I ply the NKVE daily, and the highway’s coarse concrete surface isn’t a tyre’s best friend. Here, the NanoEnergy 3 emits a lower key hum (as opposed to high pitched), that blends in better with general noise, which is also more subdued. At my regular (low) cruising speed, wind noise isn’t a factor, and my air-con fan speed rarely goes past two bars, so the newfound silence is noticable and much appreciated.

CRZ Toyo Review-6

Sealing the deal for me is, you’ve guessed it, improved fuel economy. With the same driving style, I’ve been hitting 17.5 km/l over the last few fills, and while there could be a wee bit of extra determination on the driver’s part in play, credit goes to the Toyos. On a highway downhill stretch where I always coast on neutral (old habits die hard), the NanoEnergy 3 goes further thanks to lower rolling resistance.
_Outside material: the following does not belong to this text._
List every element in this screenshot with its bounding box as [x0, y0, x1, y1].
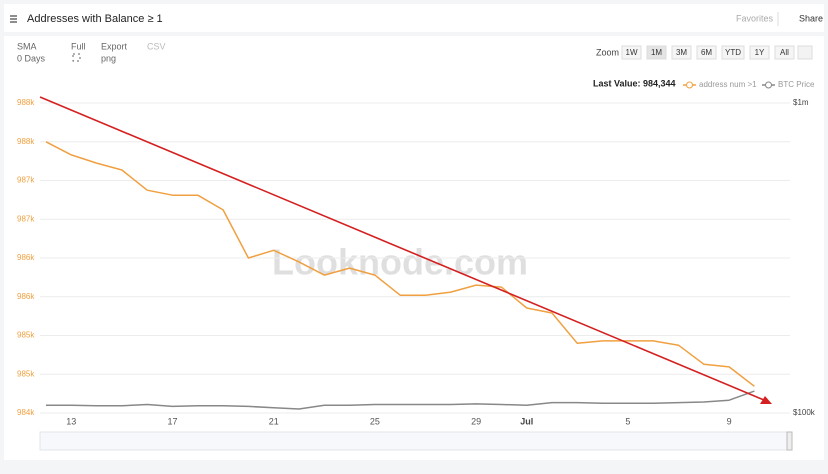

Nothing comes for free and this set of eco tyres is less grippy than my old Bridgestones. One hairy moment came the day after fitment, where the CR-Z’s tail went loose on a slippery slip road – damn those leaking garbage trucks! The tyres weren’t run in yet then; now that they are, they provide me with enough grip for regular driving. The taller, softer sidewalls can be felt through the seat of my pants though, so the CR-Z doesn’t just look less sporty.

For this writer’s driving pattern and priorities, the NanoEnergy 3’s benefits clearly outweigh the drawbacks. It was always going to be quieter and less resistant than UHP rubber, but the quantum suprised me nonetheless, and I will be backing it to do well against mid-range OEM tyres on B and C-segment cars.